Multi-Color Exchange Transfer Imaging of Drug Delivery Nanocarriers

Principal Investigator: Michael McMahon

This project focuses on the design of biodegradable contrast agents, based on peptides and heterocycles, to be used for the labeling of drug delivery vehicles such as liposomes and polymeric particles. Drugs for systemic and local administration of chemotherapy will be packaged together with these CEST agents, and monitored using multiple exchangeable protons at different frequencies, in a manner similar to multiple colors in optical imaging.
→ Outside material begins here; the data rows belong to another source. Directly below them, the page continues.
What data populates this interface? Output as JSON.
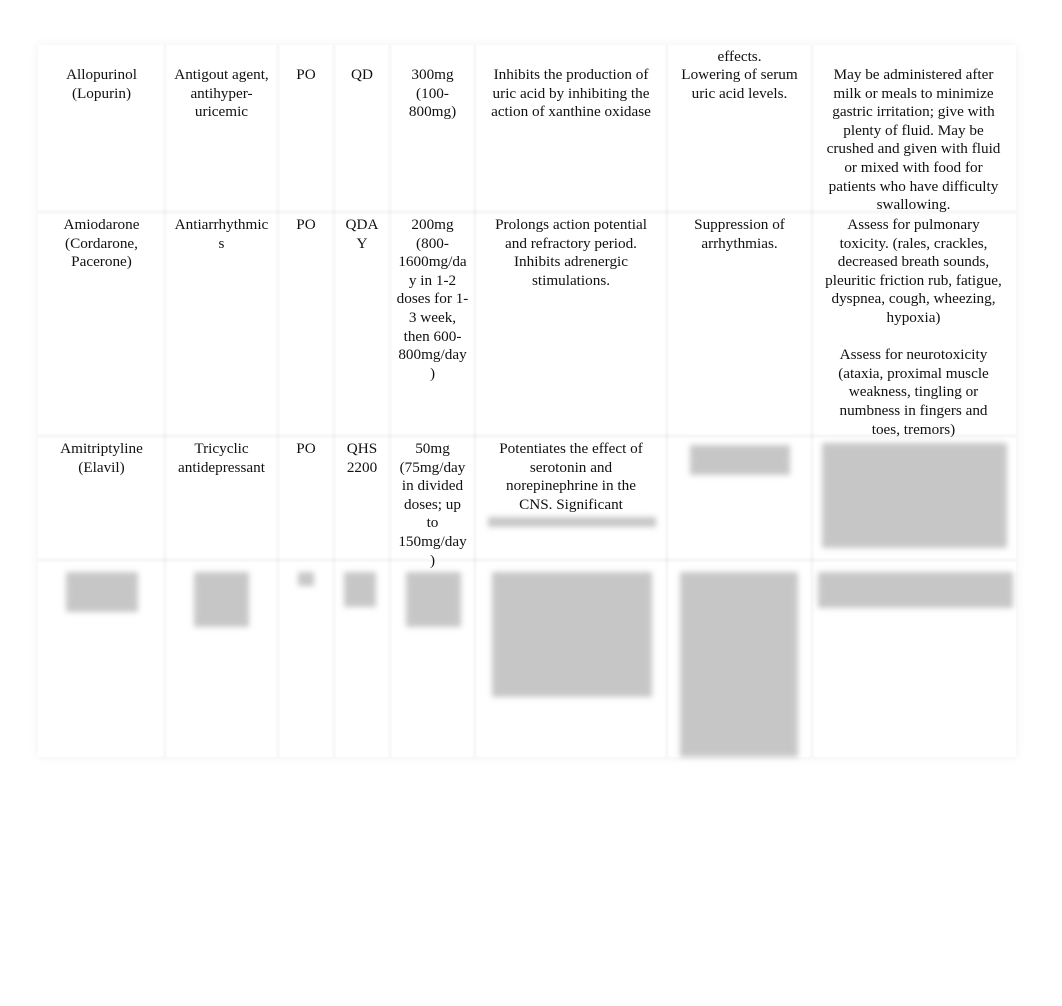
{
  "carryover": {
    "effects_tail": "effects."
  },
  "rows": [
    {
      "drug": "Allopurinol\n(Lopurin)",
      "class": "Antigout agent,\nantihyper-\nuricemic",
      "route": "PO",
      "freq": "QD",
      "dose": "300mg\n(100-\n800mg)",
      "action": "Inhibits the production of\nuric acid by inhibiting the\naction of xanthine oxidase",
      "effect": "Lowering of serum\nuric acid levels.",
      "nursing": "May be administered after\nmilk or meals to minimize\ngastric irritation; give with\nplenty of fluid. May be\ncrushed and given with fluid\nor mixed with food for\npatients who have difficulty\nswallowing."
    },
    {
      "drug": "Amiodarone\n(Cordarone,\nPacerone)",
      "class": "Antiarrhythmic\ns",
      "route": "PO",
      "freq": "QDA\nY",
      "dose": "200mg\n(800-\n1600mg/da\ny in 1-2\ndoses for 1-\n3 week,\nthen 600-\n800mg/day\n)",
      "action": "Prolongs action potential\nand refractory period.\nInhibits adrenergic\nstimulations.",
      "effect": "Suppression of\narrhythmias.",
      "nursing": "Assess for pulmonary\ntoxicity. (rales, crackles,\ndecreased breath sounds,\npleuritic friction rub, fatigue,\ndyspnea, cough, wheezing,\nhypoxia)\n\nAssess for neurotoxicity\n(ataxia, proximal muscle\nweakness, tingling or\nnumbness in fingers and\ntoes, tremors)"
    },
    {
      "drug": "Amitriptyline\n(Elavil)",
      "class": "Tricyclic\nantidepressant",
      "route": "PO",
      "freq": "QHS\n2200",
      "dose": "50mg\n(75mg/day\nin divided\ndoses; up\nto\n150mg/day\n)",
      "action": "Potentiates the effect of\nserotonin and\nnorepinephrine in the\nCNS. Significant",
      "effect": "",
      "nursing": ""
    }
  ]
}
As a first application, this technology will be used to monitor two different anti-cancer drugs: paclitaxel and doxorubicin enclosed in PLGA-PEG and liposome nanoparticles for the treatment of cervical tumors.

In AIM1, we will fine tune our library of polypeptides and organic heterocycle CEST agents for incorporation into liposomes and polymeric particles. These agents will be synthesized, screened using MRI in vitro, and used in Aims 2 and 3. The new peptide sequences that produce the strongest CEST contrast will be the intended product for the reporter genes outlined in Project 3.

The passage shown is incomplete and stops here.